Suppose we wrote $11$ numbers $1,2,3,4,5,6,7,8,9,10,11$ each on different piece of paper and then put all those papers in a box and we shuffle those pieces.
Now how many minimum number of pieces we need to take out from that box to ensure that the number written on any $2$ of the pieces that we are taking out from the box results in sum $12$ without looking at the numbers that we are picking out from the box..
here the name of the box is $S$. i.e. box=set.
The pairs that would result in sum of $12$ are $(1,11) ,(10,2), (3,9),(4,8),(5,7)$ only
So we have to calculate the worst case of getting $12$ as sum of any $2$ numbers that we ae picking out.

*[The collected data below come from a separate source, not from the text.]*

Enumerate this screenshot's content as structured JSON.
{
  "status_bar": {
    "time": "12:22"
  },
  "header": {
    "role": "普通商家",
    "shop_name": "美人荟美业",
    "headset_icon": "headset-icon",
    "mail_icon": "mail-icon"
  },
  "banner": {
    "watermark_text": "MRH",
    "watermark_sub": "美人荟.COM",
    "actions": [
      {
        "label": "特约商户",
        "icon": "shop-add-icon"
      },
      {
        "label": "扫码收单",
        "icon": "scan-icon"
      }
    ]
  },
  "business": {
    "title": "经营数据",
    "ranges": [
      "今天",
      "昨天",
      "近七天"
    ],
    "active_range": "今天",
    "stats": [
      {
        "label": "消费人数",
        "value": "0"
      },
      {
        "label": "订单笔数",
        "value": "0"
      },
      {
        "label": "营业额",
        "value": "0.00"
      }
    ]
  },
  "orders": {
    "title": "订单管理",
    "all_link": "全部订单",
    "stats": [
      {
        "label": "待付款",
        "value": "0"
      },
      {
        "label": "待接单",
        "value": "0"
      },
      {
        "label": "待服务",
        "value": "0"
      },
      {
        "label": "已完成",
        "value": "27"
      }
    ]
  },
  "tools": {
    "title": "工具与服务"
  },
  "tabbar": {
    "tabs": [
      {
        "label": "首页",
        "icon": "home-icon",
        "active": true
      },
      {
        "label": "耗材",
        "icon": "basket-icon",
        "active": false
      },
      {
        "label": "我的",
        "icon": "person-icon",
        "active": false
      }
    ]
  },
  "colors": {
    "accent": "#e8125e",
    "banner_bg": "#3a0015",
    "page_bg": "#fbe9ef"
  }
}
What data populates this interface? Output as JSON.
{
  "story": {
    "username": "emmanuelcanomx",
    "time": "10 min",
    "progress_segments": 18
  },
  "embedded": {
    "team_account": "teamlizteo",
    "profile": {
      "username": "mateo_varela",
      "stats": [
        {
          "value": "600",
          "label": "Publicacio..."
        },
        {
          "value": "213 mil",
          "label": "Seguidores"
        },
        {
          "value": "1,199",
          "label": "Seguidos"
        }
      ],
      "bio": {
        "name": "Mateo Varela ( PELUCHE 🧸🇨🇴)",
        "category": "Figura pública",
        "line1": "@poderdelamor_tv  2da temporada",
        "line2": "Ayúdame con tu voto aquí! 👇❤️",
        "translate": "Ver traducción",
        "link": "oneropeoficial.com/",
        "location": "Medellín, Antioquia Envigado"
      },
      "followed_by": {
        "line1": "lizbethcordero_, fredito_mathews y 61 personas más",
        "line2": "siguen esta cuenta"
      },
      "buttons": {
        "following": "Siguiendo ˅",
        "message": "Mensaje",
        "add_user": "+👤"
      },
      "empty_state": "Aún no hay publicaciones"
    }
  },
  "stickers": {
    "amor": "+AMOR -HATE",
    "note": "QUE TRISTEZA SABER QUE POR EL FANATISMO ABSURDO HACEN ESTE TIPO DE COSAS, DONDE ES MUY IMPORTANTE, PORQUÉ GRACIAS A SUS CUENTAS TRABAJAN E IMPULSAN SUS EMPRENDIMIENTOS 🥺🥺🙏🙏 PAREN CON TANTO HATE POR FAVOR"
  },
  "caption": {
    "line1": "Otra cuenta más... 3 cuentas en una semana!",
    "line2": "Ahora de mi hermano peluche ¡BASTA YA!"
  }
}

We pick $1$ then $2$ then $3$ then $4$ then $5$ then $6$ uptil here sum of none of the $2$ numbers that we picked results in $12$
Now whatever number we pick next from the remaining numbers in the set(box) we would definitely get $12$ as the sum.i.e.
if we pick $7$ then we can get $5+7 =12$
if we pick $8$ then we can get $4+8 =12$
if we pick $9$ then we can get $3+9 =12$
if we pick $10$ then we can get $2+10 =12$
if we pick $11$ then we can get $1+11=12$
$\therefore$ The minimum numbers that we need to pick are $7$ to ensure that we get a sum of $12$.